SECURITE

« Les réseaux sociaux ont favorisé la haine contre les policiers »


Ces dernières semaines, le pays doit faire face à une nouvelle vague de contestations syndicales. Celles-ci proviennent du monde des policiers. Ils protestent contre la révision de l’aménagement des fins de carrières et contre le blocage des négociations sur une revalorisation salariale. Nous sommes partis à la rencontre de membres d’une équipe d’intervention (BTI) au sein de la police de Bruxelles-Capitale Ixelles.

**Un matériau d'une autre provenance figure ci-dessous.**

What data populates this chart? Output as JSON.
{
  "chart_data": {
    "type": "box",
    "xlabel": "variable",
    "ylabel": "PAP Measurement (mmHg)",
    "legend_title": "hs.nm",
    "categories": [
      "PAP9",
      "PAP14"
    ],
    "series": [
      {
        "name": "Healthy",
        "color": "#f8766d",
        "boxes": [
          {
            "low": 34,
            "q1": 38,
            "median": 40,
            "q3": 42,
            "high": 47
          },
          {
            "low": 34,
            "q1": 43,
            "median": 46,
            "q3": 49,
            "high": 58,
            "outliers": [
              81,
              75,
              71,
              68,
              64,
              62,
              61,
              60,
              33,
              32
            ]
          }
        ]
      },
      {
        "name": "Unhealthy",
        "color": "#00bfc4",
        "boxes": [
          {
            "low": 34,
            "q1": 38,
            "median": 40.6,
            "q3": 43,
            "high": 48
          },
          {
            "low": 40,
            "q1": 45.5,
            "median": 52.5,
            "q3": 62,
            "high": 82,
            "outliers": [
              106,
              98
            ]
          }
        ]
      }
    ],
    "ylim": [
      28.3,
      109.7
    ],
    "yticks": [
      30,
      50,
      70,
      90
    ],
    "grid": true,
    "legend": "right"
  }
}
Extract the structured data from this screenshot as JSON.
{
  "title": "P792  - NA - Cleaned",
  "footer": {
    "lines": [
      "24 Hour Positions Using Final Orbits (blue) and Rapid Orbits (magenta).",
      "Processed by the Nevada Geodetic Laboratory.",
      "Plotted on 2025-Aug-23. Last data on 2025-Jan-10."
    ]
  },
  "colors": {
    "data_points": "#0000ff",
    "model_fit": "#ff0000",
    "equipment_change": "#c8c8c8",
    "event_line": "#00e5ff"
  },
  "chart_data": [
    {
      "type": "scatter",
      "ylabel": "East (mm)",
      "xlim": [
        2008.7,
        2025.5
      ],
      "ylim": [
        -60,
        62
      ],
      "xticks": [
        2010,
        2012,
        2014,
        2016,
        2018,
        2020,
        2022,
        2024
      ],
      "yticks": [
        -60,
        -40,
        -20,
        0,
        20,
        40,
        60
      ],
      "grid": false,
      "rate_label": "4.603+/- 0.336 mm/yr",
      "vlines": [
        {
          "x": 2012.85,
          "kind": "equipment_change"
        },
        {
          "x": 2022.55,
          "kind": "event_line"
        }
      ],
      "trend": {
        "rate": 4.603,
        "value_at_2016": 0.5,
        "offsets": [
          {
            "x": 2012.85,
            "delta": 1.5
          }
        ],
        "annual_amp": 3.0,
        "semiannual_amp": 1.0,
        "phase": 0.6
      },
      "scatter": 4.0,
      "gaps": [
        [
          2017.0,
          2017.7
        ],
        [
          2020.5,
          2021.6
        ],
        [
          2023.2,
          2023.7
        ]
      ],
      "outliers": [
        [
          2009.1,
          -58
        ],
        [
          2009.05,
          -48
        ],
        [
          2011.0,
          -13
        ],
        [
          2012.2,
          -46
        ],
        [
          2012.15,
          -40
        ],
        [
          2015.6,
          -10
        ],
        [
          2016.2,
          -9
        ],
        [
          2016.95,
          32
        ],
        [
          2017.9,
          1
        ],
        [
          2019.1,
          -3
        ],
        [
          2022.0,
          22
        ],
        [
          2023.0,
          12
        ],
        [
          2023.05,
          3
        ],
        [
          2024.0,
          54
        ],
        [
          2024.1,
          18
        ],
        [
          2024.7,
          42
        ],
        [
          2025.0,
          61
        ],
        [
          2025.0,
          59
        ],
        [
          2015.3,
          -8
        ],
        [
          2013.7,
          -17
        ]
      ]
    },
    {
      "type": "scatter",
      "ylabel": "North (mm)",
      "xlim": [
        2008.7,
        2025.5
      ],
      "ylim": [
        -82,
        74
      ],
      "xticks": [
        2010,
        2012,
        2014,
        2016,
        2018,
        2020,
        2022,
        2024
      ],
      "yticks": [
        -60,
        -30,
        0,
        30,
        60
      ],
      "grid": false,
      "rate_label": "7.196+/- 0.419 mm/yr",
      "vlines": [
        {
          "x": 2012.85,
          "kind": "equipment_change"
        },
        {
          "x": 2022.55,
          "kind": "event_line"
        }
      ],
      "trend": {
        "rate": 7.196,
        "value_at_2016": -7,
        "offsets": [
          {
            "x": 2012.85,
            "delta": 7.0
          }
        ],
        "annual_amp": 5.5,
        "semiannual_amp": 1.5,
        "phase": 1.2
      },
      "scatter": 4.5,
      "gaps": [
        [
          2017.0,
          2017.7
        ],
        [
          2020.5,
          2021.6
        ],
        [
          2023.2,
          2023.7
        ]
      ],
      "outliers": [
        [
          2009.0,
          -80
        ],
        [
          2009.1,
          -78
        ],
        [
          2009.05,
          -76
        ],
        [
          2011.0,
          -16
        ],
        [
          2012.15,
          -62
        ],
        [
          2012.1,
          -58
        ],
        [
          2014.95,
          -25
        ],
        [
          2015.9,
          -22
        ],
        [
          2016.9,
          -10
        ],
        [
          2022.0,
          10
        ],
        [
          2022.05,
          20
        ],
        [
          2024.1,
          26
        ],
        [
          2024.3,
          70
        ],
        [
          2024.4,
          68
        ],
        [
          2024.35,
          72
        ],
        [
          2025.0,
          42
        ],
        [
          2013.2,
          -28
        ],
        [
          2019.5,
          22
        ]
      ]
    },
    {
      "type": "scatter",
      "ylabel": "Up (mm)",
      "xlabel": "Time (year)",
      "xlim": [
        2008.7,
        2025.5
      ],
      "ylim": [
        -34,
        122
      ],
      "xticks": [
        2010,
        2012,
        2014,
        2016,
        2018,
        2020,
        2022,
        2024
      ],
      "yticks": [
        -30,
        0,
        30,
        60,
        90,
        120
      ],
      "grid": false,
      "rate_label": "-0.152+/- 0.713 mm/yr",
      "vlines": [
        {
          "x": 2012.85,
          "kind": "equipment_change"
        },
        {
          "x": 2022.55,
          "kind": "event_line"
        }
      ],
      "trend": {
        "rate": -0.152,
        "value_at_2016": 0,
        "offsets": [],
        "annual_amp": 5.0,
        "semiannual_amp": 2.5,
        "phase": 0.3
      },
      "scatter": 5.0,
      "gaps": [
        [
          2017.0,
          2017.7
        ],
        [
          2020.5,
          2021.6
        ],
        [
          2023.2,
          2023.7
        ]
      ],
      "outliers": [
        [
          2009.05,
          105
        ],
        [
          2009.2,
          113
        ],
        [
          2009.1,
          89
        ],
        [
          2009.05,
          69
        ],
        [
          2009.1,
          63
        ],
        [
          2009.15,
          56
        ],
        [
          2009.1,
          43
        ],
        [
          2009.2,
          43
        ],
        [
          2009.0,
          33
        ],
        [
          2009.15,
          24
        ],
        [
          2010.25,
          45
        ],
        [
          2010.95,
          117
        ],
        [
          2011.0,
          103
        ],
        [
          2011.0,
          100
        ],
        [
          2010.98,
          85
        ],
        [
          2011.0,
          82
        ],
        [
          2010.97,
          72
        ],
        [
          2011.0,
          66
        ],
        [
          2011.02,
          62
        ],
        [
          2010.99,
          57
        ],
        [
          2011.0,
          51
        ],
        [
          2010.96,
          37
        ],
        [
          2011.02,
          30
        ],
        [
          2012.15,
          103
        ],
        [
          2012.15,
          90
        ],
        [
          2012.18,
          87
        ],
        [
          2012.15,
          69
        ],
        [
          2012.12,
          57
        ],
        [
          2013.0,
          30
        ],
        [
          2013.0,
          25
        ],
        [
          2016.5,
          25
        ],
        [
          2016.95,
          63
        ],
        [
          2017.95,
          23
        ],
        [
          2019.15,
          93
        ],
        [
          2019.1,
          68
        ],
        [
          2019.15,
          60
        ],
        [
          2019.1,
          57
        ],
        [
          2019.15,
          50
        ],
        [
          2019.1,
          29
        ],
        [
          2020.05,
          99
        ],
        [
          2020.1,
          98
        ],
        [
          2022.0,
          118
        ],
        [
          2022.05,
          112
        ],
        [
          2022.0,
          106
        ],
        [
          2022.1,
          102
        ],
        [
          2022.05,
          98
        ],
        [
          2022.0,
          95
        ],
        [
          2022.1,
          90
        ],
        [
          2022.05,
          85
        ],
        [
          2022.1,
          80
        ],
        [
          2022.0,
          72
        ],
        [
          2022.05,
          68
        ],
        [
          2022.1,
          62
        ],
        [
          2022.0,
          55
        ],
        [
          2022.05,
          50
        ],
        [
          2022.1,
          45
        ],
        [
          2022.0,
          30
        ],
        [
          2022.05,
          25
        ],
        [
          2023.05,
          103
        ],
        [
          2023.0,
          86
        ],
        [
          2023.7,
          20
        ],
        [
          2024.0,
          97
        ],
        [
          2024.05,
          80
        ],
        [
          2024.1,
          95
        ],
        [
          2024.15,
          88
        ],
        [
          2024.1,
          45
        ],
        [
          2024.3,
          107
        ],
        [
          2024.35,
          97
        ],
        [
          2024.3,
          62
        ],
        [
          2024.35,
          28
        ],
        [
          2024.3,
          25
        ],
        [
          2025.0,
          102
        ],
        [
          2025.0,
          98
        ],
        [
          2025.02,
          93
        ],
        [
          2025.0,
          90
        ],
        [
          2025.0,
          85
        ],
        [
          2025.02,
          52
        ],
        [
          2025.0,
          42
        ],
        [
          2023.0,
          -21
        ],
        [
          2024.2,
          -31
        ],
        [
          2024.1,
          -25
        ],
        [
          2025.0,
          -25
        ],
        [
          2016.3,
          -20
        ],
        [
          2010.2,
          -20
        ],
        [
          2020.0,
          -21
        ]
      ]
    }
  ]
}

E.C. Il est question de supprimer le système de la non-activité préalable à la pension. Expliquez-nous de quoi il s’agit et en quoi il est crucial de la conserver pour les policiers ?

Nous exerçons un métier à risques et pénible. Auparavant, les plus anciens pouvaient obtenir des postes administratifs, mais à l’heure actuelle, il y a de plus en plus de personnel civil qui les occupe. Le policier se voit donc obligé d’effectuer des patrouilles dans la rue jusqu’à la fin de sa carrière. Le système de non-activité préalable à la pension est donc plus que crucial dans ce secteur. Il permet une anticipation à la retraite. Il faut légitiment se poser la question : Est-on encore capable à 65 ans de fournir un service de qualité comme il est attendu dans notre fonction.

E.C. Dans votre quotidien de policier de terrain, quelles sont les difficultés auxquelles vous êtes confrontés et que la population ne perçoit pas toujours ?

Le non-respect de la fonction s’aggrave et est généralisé. Il y a quelques années, ce n’était le fait que d’une infime partie de la population ou des réactions ponctuelles. Désormais, les insultes et les jets de projectiles sont quasi quotidiens. Les réseaux sociaux ont sans aucun doute favorisé la haine contre la police. On peut remarquer qu’il y a une véritable diffusion et banalisation de celle-ci. Ils ont également provoqué quelque chose de nouveau. Nous sommes de plus en plus souvent filmés et ces séquences sont souvent sorties de leur contexte et utilisées contre nous dans la société.

Le non-respect de la fonction s’aggrave et est généralisé.

E.C. Les syndicats policiers contestent aussi le blocage des négociations sur une revalorisation salariale. Cela fait plus de 20 ans que les barèmes de la police n’ont pas été revus. Qu’est-ce qui bloque actuellement dans les négociations ?

Probablement un blocage des politiques. Nous ne comprenons pas toujours, car paradoxalement, d’autres services comme l’armée ont pu en bénéficier. Nous nous estimons parfois les parents pauvres dans la protection de la population. On pourrait parfois être amené à penser qu’il s’agit d’un affaiblissement du pouvoir de l’Etat.

E.C. Avez-vous vécu des difficultés ou des pressions pour aller manifester ?

Des pressions non mais d’une certaine manière, notre liberté de manifestation est entravée car nous sommes réquisitionnés pour assurer un minimum de service garanti, ce qui est normal et inhérent à la fonction. Contrairement à la STIB ou d’autres services, la police ne peut jamais s’arrêter totalement.

E.C. Il est également fait mention de coupure dans le budget de la police fédérale. Encore une fois, on voit que l’on coupe dans les services publics. Est-ce là l’effondrement des services publics en Belgique ?

Un effondrement, on ne sait pas. Mais pour notre service, on remarque très clairement qu’il y a un manque d’effectifs et de matériel comme de moyens. La priorité a été donnée récemment à de nouveaux uniformes, alors que nous sommes en manque criant d’effectifs à Bruxelles.

Nous ressentons parfois une méconnaissance du monde politique par rapport au quotidien des agents de terrain.

E.C. Ressentez-vous cela comme un manque de reconnaissance du monde politique à l’égard de votre travail ?

Nous ressentons parfois une méconnaissance du monde politique par rapport au quotidien des agents de terrain qui constituent, il ne faut pas l’oublier, la base essentielle au fonctionnement de la police. Il s’agit des contacts quotidiens avec la population,…

E.C. Comment voyez-vous l’avenir de la police ? Etes-vous optimiste ?

Oui nous restons optimistes. Cependant, nous sommes à un moment crucial où les politiques, on l’espère, vont devoir accéder à certaines demandes. Nous croyons toujours en notre métier, il faut garder espoir car nous sommes le pilier d’une certaine sérénité sociale. Une société sans la police ou avec une police défaillante se transforme vite en une anarchie. Heureusement, énormément de jeunes rejoignent la police avec leur optimisme, dynamisme de la fonction. Cette mixité dans la police est aussi ce qui fait sa force.